Spreedly's Judd Howard explains how AI turns once-differentiating features into commodities, making infrastructure and data platforms the real moats.
Payments technology is moving through a familiar cycle. A capability that once made a provider stand out – forecasting transaction volumes, personalizing checkout flows, synthesizing data across channels – becomes standard within months. Artificial intelligence accelerates that compression, according to Judd Howard, senior product manager for AI at Spreedly.
“It’s a hope-based landscape,” he told PYMNTS for the June 2026 edition of the “What’s Next in Payments” series. “People are coming with the idea of setting themselves up for the future and continuing to grow.”
The metaphor he used to frame the shift: aspirin versus vitamins. Aspirin products solve an acute, urgent problem. Vitamins optimize performance over time, no one rushes to buy them. In payments, certain functions have crossed firmly into the aspirin category.
“If you break down the life cycle of a payment, you have tokenization, processing and reconciliation,” Howard said. “Those three things have become – if they weren’t already aspirin – they’re now more in the aspirin realm.”
The catch is that AI makes building the next aspirin easier for everyone. Large language models and AI-powered development tools are collapsing the time it takes to integrate tokenization, route transactions, or reconcile ledgers. The gap between a new entrant and an incumbent shrinks with every API update.
That does not mean incumbents lose. Howard argued that the hard work of building secure, compliant, scalable infrastructure before AI arrived may be the best preparation for the AI era. “If you’ve already done a lot of that hard work building up a very strong payment strategy that felt resilient in the pre-AI world, you might even be more prepared for this new era than you think,” he said.
Buyers of payment technology are no longer reacting only to immediate pain.

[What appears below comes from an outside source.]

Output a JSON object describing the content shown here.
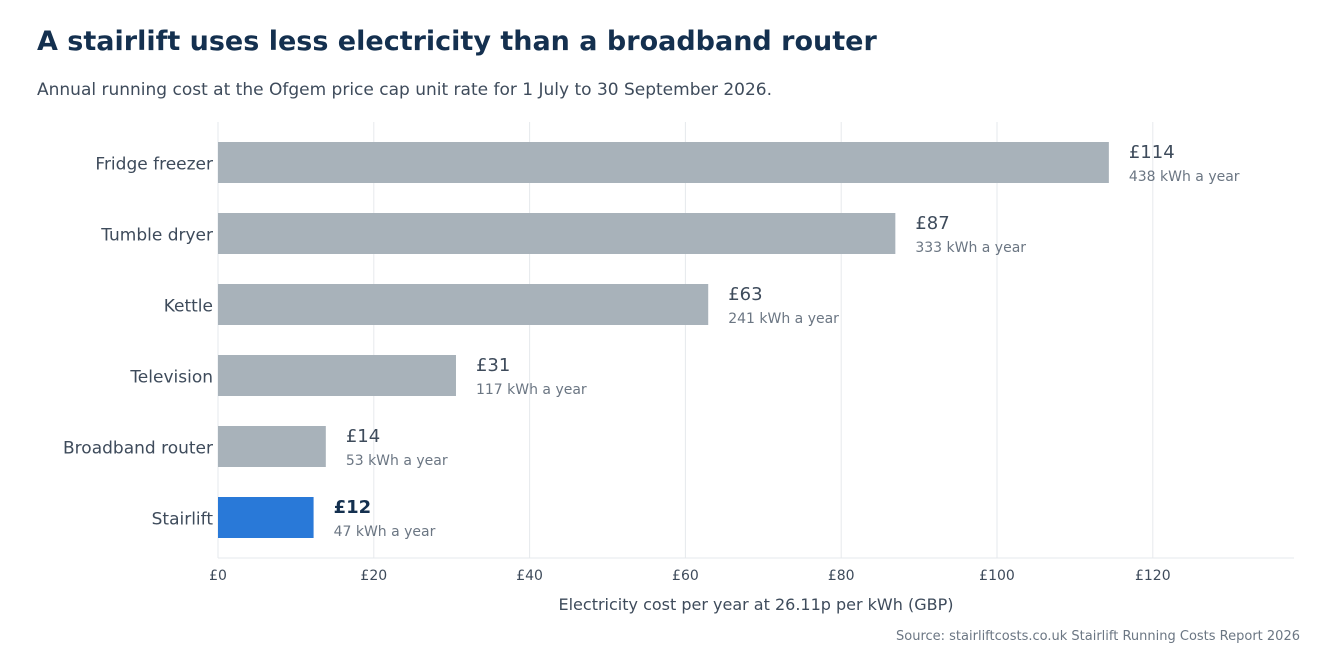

They are asking strategically where AI will reshape commerce over the next several years. Data platforms and workflow orchestration tools fall into the vitamin category – nice to have, harder to sell in a budget cycle, potentially decisive when the next wave of AI-driven commerce arrives.
“Data platforms, workflows, those are vitamins,” Howard said. “Those are things that are going to help you optimize your strategy going forward.”
The read-through for payments investors is not about betting on the latest feature. The companies that already own the aspirin functions – secure capture, reliable routing, compliant settlement – and have built the data infrastructure to layer AI on top may be the ones that keep their margins. The providers that rely on feature differentiation alone risk getting squeezed as AI commoditizes the next batch of capabilities.
Howard summed it up: “I think payments, uniquely, because it’s so infrastructural, has been set up with a lot of the fundamentals around compliance and security so that it can scale with AI.”
The companies that invested in that foundation before the hype cycle started may find AI amplifies their advantage rather than erases it.